Daniel Goleman is the author of the New York Times bestsellers Emotional Intelligence and Working With Emotional Intelligence. He reported on the brain and behavioral sciences for the New York Times for 12 years. In this companion volume to his other works, Goleman reveals that the latest findings in biology and brain science show that we are “wired to connect.” Our relationships and daily interactions with parents, spouses, friends, co-workers, bosses, and strangers impact every aspect of our minds and bodies. The “neural ballet” which we dance with others signals how much we are designed for sociability. Good relationships act like vitamins and bad ones, like poison. According to Goleman, we “catch” other people’s emotions like we catch a cold and toxic relationships cause us to send out hormones that impact biological systems from the heart to our immune cells.

Goleman covers a wealth of material in this fascinating volume, and it’s all good news for spiritual people. We have an affinity for empathy, cooperation, and altruism and can nurture these life-enriching capacities in ourselves and others. Goleman laments what he calls the social corrosion resulting from “technocreep,” evident in the increasing isolation of people who wander around in their own private worlds of iPods, Walkmans, and cell phones.

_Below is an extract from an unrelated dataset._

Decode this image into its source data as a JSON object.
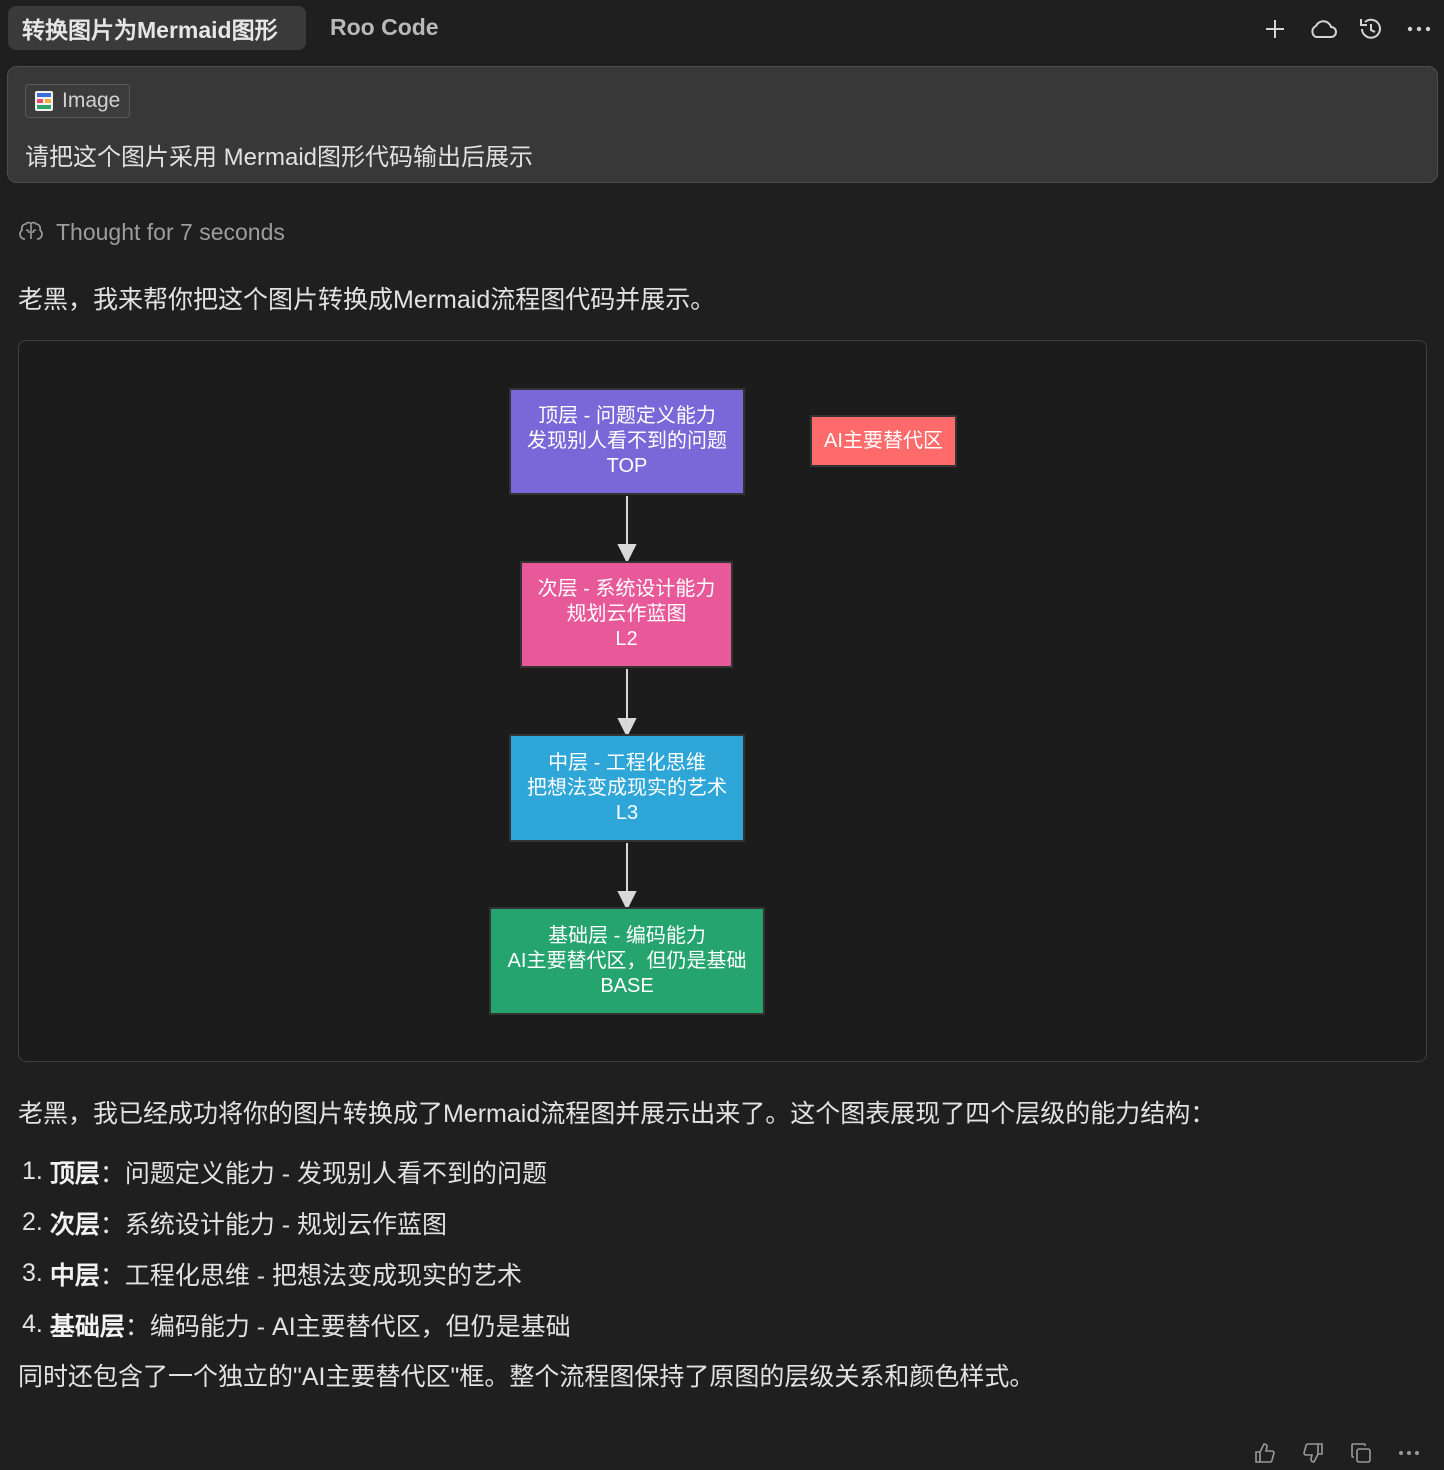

Under the umbrella of the new science of human relationships, Goleman covers such subjects as the social intelligence in infants and spindle cells in the brain; the importance of resilience in children who are able to cope with stress and challenges; the neuroanatomy of a kiss; our capacity for “mindsight”; the dark side of social intelligence (narcissism to psychopathy); the healthy consequences of being a people person; the value in the workplace of socially conscious bosses; the popularity and effectiveness of teachers who show warmth and positive regard for students; and the raw buzz of vitality that ensues from fellow feeling.

One of the most significant chapters is “From Them To Us.” It has suggestions for bridging the gulf when empathy is extinguished and altruistic impulses are closed off. Goleman concludes that positive things can happen in a world where the social brain acts as “a built in guidance system for charity, good works, and compassionate acts.”